Borrelia anserina remains a significant cause of morbidity and mortality in poultry flocks in tropical and subtropical regions. The spirochete's reliance on argasid tick vectors for transmission makes vector control the most effective prevention strategy. Rapid diagnosis using PCR or dark-field microscopy, combined with early antimicrobial therapy, can reduce flock losses. Integrated control programs that combine acaricide use, biosecurity, and vaccination are essential for long-term management. Continued surveillance and research into vaccine efficacy and antimicrobial resistance patterns are needed to sustain control efforts.

References

  1. Ataliba, A. C., Resende, J. S., Yoshinari, N., & Labruna, M. B. (2007). Isolation and molecular characterization of Borrelia anserina from Argas miniatus in Brazil. Journal of Medical Entomology, 44(4), 655-660.

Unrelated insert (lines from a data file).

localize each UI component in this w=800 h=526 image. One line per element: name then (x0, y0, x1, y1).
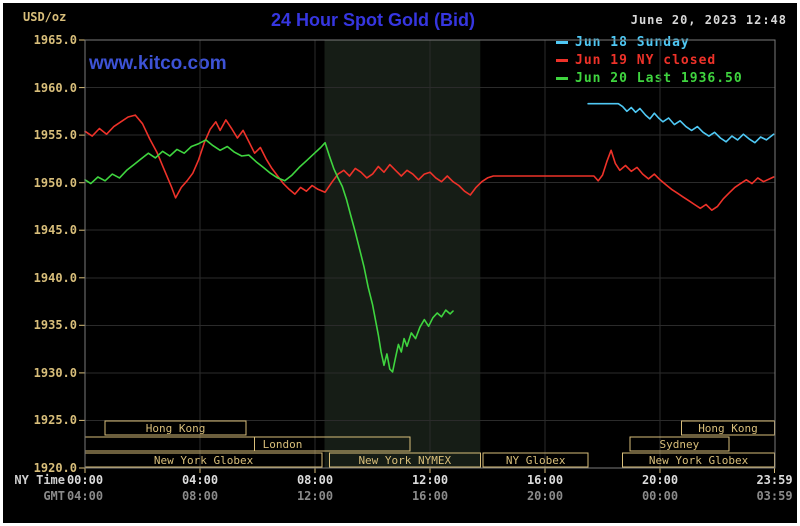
gmt-tick: 16:00 (411, 489, 449, 503)
plot-area: Hong Kong Hong Kong London Sydney New York G… (79, 39, 776, 473)
chart-timestamp: June 20, 2023 12:48 (630, 13, 787, 27)
session-label: NY Globex (506, 454, 566, 467)
legend-item: Jun 18 Sunday (556, 33, 743, 51)
legend: Jun 18 Sunday Jun 19 NY closed Jun 20 Last… (556, 33, 743, 87)
session-label: London (263, 438, 303, 451)
ny-time-tick: 00:00 (66, 473, 104, 487)
y-axis-unit-label: USD/oz (23, 10, 67, 24)
chart-canvas: USD/oz 24 Hour Spot Gold (Bid) June 20, … (3, 3, 797, 523)
ny-time-tick: 16:00 (526, 473, 564, 487)
session-label: Hong Kong (146, 422, 206, 435)
gmt-axis-label: GMT (43, 489, 65, 503)
gmt-tick: 08:00 (181, 489, 219, 503)
legend-marker (556, 40, 568, 44)
y-tick-label: 1920.0 (33, 461, 77, 475)
ny-time-tick: 23:59 (756, 473, 793, 487)
kitco-watermark-link[interactable]: www.kitco.com (89, 53, 227, 74)
y-tick-label: 1950.0 (33, 175, 77, 190)
gmt-tick: 12:00 (296, 489, 334, 503)
y-tick-label: 1955.0 (33, 128, 77, 143)
ny-time-tick: 08:00 (296, 473, 334, 487)
nymex-session-band (324, 40, 481, 468)
price-line (84, 139, 454, 373)
ny-time-tick: 04:00 (181, 473, 219, 487)
session-box (482, 452, 589, 468)
price-line (587, 102, 775, 144)
session-box (104, 420, 247, 436)
session-label: Sydney (660, 438, 700, 451)
legend-label: Jun 20 Last 1936.50 (575, 70, 743, 86)
session-box (254, 436, 411, 452)
gmt-tick: 20:00 (526, 489, 564, 503)
legend-marker (556, 76, 568, 80)
plot-frame (84, 39, 776, 469)
y-tick-label: 1945.0 (33, 223, 77, 238)
gmt-tick: 03:59 (756, 489, 793, 503)
gmt-tick: 00:00 (641, 489, 679, 503)
y-tick-label: 1940.0 (33, 270, 77, 285)
legend-marker (556, 58, 568, 62)
legend-item: Jun 20 Last 1936.50 (556, 69, 743, 87)
y-tick-label: 1930.0 (33, 365, 77, 380)
price-line (84, 114, 775, 211)
ny-time-tick: 20:00 (641, 473, 679, 487)
y-tick-label: 1960.0 (33, 80, 77, 95)
session-box (84, 436, 256, 452)
chart-title: 24 Hour Spot Gold (Bid) (271, 10, 475, 30)
session-label: Hong Kong (698, 422, 758, 435)
ny-time-axis-label: NY Time (14, 473, 65, 487)
legend-label: Jun 19 NY closed (575, 52, 717, 68)
y-tick-label: 1935.0 (33, 318, 77, 333)
session-label: New York Globex (154, 454, 254, 467)
session-box (629, 436, 730, 452)
legend-label: Jun 18 Sunday (575, 34, 690, 50)
legend-item: Jun 19 NY closed (556, 51, 743, 69)
ny-time-tick: 12:00 (411, 473, 449, 487)
gmt-tick: 04:00 (66, 489, 104, 503)
y-tick-label: 1925.0 (33, 413, 77, 428)
session-label: New York Globex (649, 454, 749, 467)
session-box (328, 452, 481, 468)
y-tick-label: 1965.0 (33, 33, 77, 47)
session-label: New York NYMEX (358, 454, 451, 467)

  2. DaMassa, A. J., & Adler, H. E. (1979). Avian spirochetosis: natural transmission by Argas persicus and experimental transmission by mosquitoes. Avian Diseases, 23(3), 667-675.

  3. McNeil, E., Hinshaw, W. R., & Kissling, R. E. (1949). A study of Borrelia anserina infection (spirochetosis) in turkeys. Journal of the American Veterinary Medical Association, 115(873), 436-440.

  4. Saik, J. E., & Hinshaw, W. R. (1955). Avian spirochetosis: a review. Veterinary Medicine, 50(8), 365-370.

  5. Smith, T. (1918). Spirochetosis of fowls. Journal of Experimental Medicine, 28(3), 333-346.